3.3 Structural distribution of cancer-associated GPCR mutations versus natural variants

It is notable that the ”hotspots”— well-defined mutation clusters—are not as common in GPCRs as in those oncogenes such as KRAS and tumor suppressor genes such us TP53, indicating a diverse landscape of genetic alterations (Baeissa, Benstead-Hume, Richardson, & Pearl, 2017). Part of the diversity originates from the non-synonymous natural variants, which represent genetic alterations in GPCRs that result in amino acid changes in healthy people. These variants play a significant role in the functional diversity observed among GPCRs across different individuals and populations. Across all GPCR families, there is a higher prevalence of non-synonymous natural variants in the N-terminus, C-terminus, and transmembrane (TM) domains compared to the extracellular or intracellular loops (A. Lee et al. , 2003). In addition, the highly conserved DRY and NPxxY motifs have been identified in the non-synonymous polymorphism analysis, which indicates that mutations in these structural motifs are inherent features in the diversity of GPCR function across different individuals and populations (Kim, Duc, & Chung, 2018). However, even with correction for natural variants, recent pan-cancer analysis has demonstrated that GPCRs still feature significant accumulation of mutations in some highly conserved structural motifs such as E/DRY, CWxP, NPxxY of class A GPCR, and HETx, GWGxP, PxxG of class B GPCR (Bongers et al. , 2022; Do, Haldane, Levy, & Miao, 2022). Bongers et al. found that conserved residues undergo a higher mutational pressure in cancer patients, which was not observed in natural variants, indicating their importance in cancer progression.

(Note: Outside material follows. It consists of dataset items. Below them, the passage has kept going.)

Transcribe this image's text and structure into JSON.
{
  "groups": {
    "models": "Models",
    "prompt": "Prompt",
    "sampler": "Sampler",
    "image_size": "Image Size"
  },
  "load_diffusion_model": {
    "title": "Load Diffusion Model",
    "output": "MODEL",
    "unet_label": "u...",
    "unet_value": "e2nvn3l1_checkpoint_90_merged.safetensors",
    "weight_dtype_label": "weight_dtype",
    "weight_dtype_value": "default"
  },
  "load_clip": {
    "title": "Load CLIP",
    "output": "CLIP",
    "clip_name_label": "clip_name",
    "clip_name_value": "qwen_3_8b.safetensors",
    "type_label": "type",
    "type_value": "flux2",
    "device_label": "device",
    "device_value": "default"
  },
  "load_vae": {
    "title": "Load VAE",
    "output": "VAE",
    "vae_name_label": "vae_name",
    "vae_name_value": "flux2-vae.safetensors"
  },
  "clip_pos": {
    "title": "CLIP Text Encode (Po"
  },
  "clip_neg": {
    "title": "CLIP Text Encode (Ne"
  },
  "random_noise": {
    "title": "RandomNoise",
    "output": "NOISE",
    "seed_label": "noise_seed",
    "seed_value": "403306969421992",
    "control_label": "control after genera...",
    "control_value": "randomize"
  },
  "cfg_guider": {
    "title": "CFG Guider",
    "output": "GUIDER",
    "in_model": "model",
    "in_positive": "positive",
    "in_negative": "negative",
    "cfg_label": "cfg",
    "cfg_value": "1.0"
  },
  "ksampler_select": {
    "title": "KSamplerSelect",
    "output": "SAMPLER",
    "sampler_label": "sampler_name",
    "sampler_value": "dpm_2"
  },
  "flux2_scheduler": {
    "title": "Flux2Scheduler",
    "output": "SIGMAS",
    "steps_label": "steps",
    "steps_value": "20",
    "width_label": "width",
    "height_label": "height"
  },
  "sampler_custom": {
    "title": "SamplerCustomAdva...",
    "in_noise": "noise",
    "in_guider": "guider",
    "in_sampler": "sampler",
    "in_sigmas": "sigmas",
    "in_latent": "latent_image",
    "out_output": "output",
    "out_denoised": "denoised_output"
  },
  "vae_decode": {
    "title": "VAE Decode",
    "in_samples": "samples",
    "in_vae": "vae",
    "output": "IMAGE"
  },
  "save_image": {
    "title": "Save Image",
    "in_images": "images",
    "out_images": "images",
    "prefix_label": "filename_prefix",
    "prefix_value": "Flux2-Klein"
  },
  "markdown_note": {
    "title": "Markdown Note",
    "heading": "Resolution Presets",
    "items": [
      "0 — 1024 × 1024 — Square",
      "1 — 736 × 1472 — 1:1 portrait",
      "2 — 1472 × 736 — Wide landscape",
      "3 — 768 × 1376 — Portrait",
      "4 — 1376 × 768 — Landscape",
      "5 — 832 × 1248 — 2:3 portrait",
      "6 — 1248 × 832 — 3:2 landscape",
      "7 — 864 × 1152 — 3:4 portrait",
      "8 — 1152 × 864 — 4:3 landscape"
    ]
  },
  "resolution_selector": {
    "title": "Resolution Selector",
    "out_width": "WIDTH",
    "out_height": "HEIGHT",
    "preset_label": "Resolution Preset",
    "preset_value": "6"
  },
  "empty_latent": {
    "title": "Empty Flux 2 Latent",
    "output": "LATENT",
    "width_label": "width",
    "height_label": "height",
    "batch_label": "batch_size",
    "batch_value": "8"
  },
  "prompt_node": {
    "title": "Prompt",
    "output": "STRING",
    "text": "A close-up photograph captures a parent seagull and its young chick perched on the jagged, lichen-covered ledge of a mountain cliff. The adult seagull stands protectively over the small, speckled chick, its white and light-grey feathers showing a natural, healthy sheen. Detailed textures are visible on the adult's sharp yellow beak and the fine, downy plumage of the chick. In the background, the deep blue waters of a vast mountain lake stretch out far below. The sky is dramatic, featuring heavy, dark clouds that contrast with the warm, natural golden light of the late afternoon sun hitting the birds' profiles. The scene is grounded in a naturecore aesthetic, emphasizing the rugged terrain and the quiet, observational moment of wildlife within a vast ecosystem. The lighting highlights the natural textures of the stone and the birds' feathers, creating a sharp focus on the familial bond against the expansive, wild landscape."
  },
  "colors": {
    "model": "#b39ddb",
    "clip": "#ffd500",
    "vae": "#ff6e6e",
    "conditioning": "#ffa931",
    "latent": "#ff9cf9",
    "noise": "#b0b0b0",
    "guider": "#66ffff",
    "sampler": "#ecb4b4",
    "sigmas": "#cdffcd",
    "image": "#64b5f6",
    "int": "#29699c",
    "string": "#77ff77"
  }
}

Most of the conserved motifs in GPCRs mediate their inactive conformation, and mutations at these motifs would therefore alter receptor function and stability. For example, the ‘ ’E/DRY’ ’ motif plays a pivotal role in receptor activation and signaling of class A GPCRs (Rovati, Capra, & Neubig, 2007). The ionic lock formed by the aspartic acid and the glutamic acid residue stabilizes the inactive state of the receptor. Upon ligand binding, conformational changes disrupt this ionic lock, allowing the transition to the active state and initiate downstream signaling. Conformational changes caused by mutations in the E/DRY motif could lead to alternations of receptor function, including gain of constitutive activity or loss of function (Huang & Tao, 2014; Römpler, Yu, Arnold, Orth, & Schöneberg, 2006). For example, cancer-associated CCR2 mutations in the DRY motif lead to a reduction or complete absence in G protein activation (den Hollanderet al. , 2023). Similar phenotype has been observed for the muscarinic acid (M1 and M5) receptors (Lu, Curtis, Jones, Pavia, & Hulme, 1997), gonadotropin-releasing hormone (GnRH) receptor (K. K. Arora, Cheng, & Catt, 1997), cannabinoid 2 receptor (CB2R) (Feng & Song, 2003), and the adrenergic receptors (Chung et al. , 2002; Samama, Cotecchia, Costa, & Lefkowitz, 1993). In addition, mutations outside the conserved motifs may also affect receptor function. One example is the N-terminal TSHR mutation found in toxic thyroid adenomas, which resulted in basal activation of the protein kinase A pathway (Nanba et al. , 2012).